Massively Scaling Explicit Policy-conditioned Value Functions
This work addresses scaling bottlenecks in reinforcement learning for continuous-control domains, representing an incremental improvement with novel architectural and exploration techniques.
The paper tackles the challenge of scaling Explicit Policy-Conditioned Value Functions (EPVFs) for continuous-control tasks by addressing issues like parameter growth and exploration, resulting in competitive performance with state-of-the-art methods like PPO and SAC on complex tasks such as a custom Ant environment.

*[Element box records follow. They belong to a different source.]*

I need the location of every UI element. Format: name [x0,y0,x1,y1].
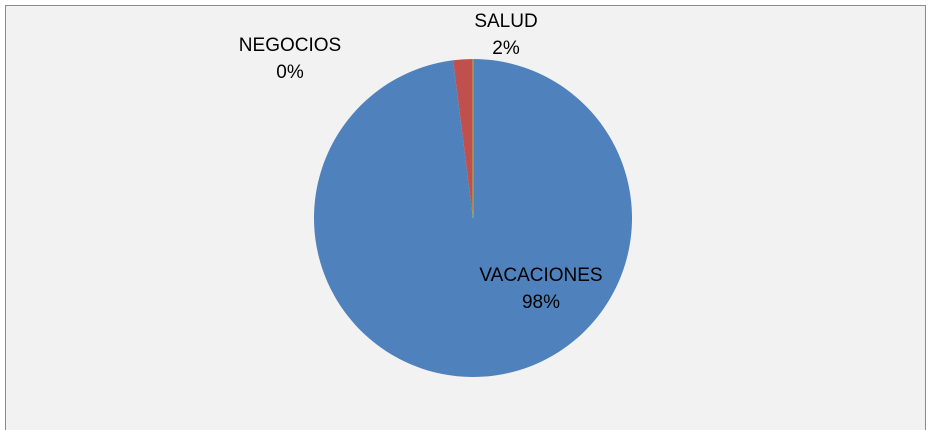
slice-label: VACACIONES [479,265,602,286]
slice-value-label: 2% [492,38,520,59]
slice-value-label: 0% [276,62,304,83]
pie-slice [453,59,473,218]
slice-label: SALUD [474,11,537,32]
slice-value-label: 98% [522,292,560,313]
slice-label: NEGOCIOS [239,35,341,56]
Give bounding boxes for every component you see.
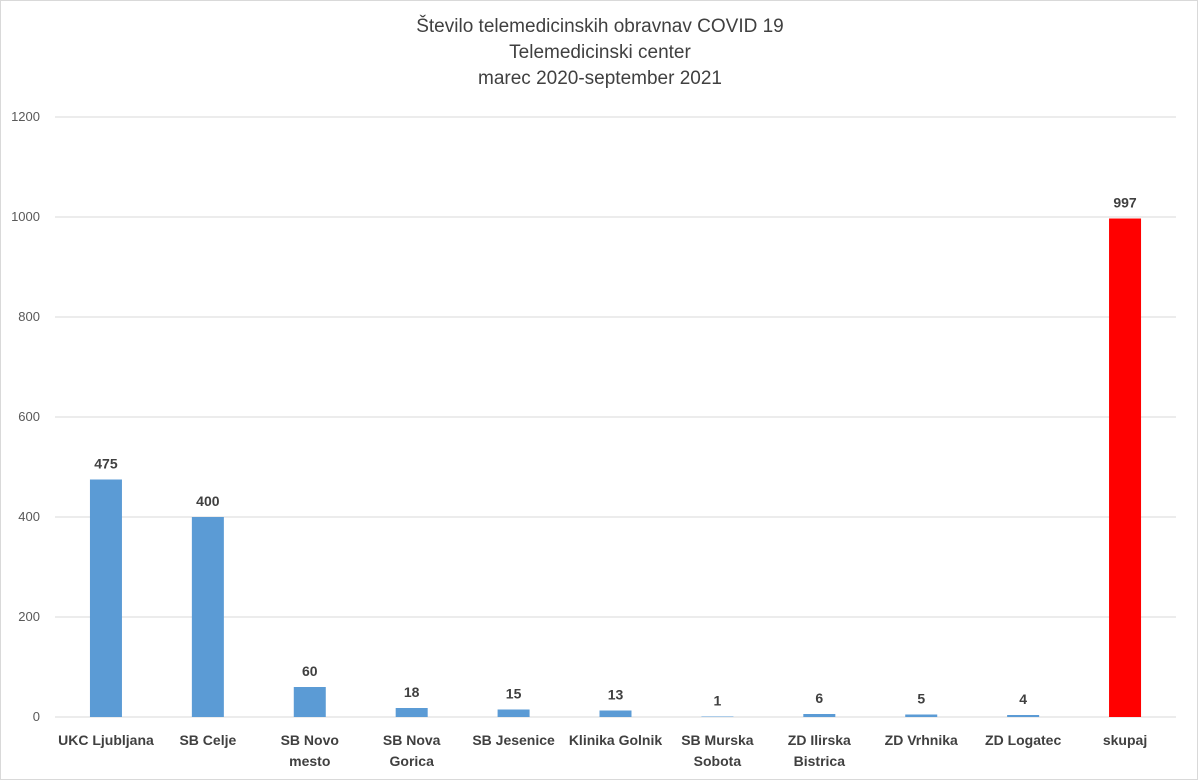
- x-tick-label: ZD Ilirska Bistrica: [788, 732, 851, 769]
- x-tick-label-line: SB Jesenice: [472, 732, 555, 748]
- bar: [599, 710, 632, 717]
- bar: [191, 517, 224, 717]
- x-tick-label: ZD Logatec: [985, 732, 1061, 748]
- x-tick-label-line: SB Novo: [281, 732, 339, 748]
- data-label: 13: [608, 687, 624, 703]
- y-tick-label: 400: [18, 509, 40, 524]
- chart-title-line-1: Število telemedicinskih obravnav COVID 1…: [416, 16, 784, 37]
- x-tick-label: Klinika Golnik: [569, 732, 663, 748]
- bar: [1007, 715, 1040, 717]
- bar: [701, 716, 734, 717]
- chart-title-line-2: Telemedicinski center: [509, 42, 691, 63]
- x-tick-label: SB Celje: [179, 732, 236, 748]
- x-tick-label: SB Murska Sobota: [681, 732, 754, 769]
- data-label: 6: [815, 690, 823, 706]
- data-label: 18: [404, 684, 420, 700]
- y-tick-label: 800: [18, 309, 40, 324]
- chart-title: Število telemedicinskih obravnav COVID 1…: [0, 14, 1200, 92]
- bar: [497, 709, 530, 717]
- y-tick-label: 1200: [11, 109, 40, 124]
- x-tick-label: SB Novo mesto: [281, 732, 339, 769]
- y-tick-label: 600: [18, 409, 40, 424]
- x-tick-label-line: skupaj: [1103, 732, 1147, 748]
- x-tick-label-line: mesto: [289, 753, 330, 769]
- x-tick-label: SB Nova Gorica: [383, 732, 441, 769]
- chart-title-line-3: marec 2020-september 2021: [478, 68, 722, 89]
- data-label: 997: [1113, 195, 1137, 211]
- y-tick-label: 0: [33, 709, 40, 724]
- data-label: 60: [302, 663, 318, 679]
- x-tick-label-line: Klinika Golnik: [569, 732, 663, 748]
- data-label: 4: [1019, 691, 1027, 707]
- data-label: 1: [714, 693, 722, 709]
- data-label: 400: [196, 493, 220, 509]
- x-tick-label: ZD Vrhnika: [885, 732, 958, 748]
- x-tick-label-line: SB Nova: [383, 732, 441, 748]
- data-label: 5: [917, 691, 925, 707]
- bar: [89, 479, 122, 717]
- x-tick-label-line: SB Celje: [179, 732, 236, 748]
- x-tick-label-line: ZD Vrhnika: [885, 732, 958, 748]
- y-tick-label: 1000: [11, 209, 40, 224]
- y-tick-label: 200: [18, 609, 40, 624]
- x-tick-label: skupaj: [1103, 732, 1147, 748]
- x-tick-label: UKC Ljubljana: [58, 732, 154, 748]
- x-tick-label-line: Gorica: [390, 753, 435, 769]
- bar: [803, 714, 836, 717]
- x-tick-label-line: Sobota: [694, 753, 742, 769]
- x-tick-label-line: Bistrica: [794, 753, 846, 769]
- x-tick-label: SB Jesenice: [472, 732, 555, 748]
- bar: [293, 687, 326, 717]
- bar: [1109, 218, 1142, 717]
- x-tick-label-line: SB Murska: [681, 732, 754, 748]
- bar: [905, 714, 938, 717]
- data-label: 15: [506, 686, 522, 702]
- data-label: 475: [94, 456, 118, 472]
- bar: [395, 708, 428, 717]
- x-tick-label-line: ZD Ilirska: [788, 732, 851, 748]
- x-tick-label-line: UKC Ljubljana: [58, 732, 154, 748]
- x-tick-label-line: ZD Logatec: [985, 732, 1061, 748]
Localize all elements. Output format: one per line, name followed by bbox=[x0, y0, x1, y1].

We introduce a scaling strategy for Explicit Policy-Conditioned Value Functions (EPVFs) that significantly improves performance on challenging continuous-control tasks. EPVFs learn a value function V(θ) that is explicitly conditioned on the policy parameters, enabling direct gradient-based updates to the parameters of any policy. However, EPVFs at scale struggle with unrestricted parameter growth and efficient exploration in the policy parameter space. To address these issues, we utilize massive parallelization with GPU-based simulators, big batch sizes, weight clipping and scaled peturbations. Our results show that EPVFs can be scaled to solve complex tasks, such as a custom Ant environment, and can compete with state-of-the-art Deep Reinforcement Learning (DRL) baselines like Proximal Policy Optimization (PPO) and Soft Actor-Critic (SAC). We further explore action-based policy parameter representations from previous work and specialized neural network architectures to efficiently handle weight-space features, which have not been used in the context of DRL before.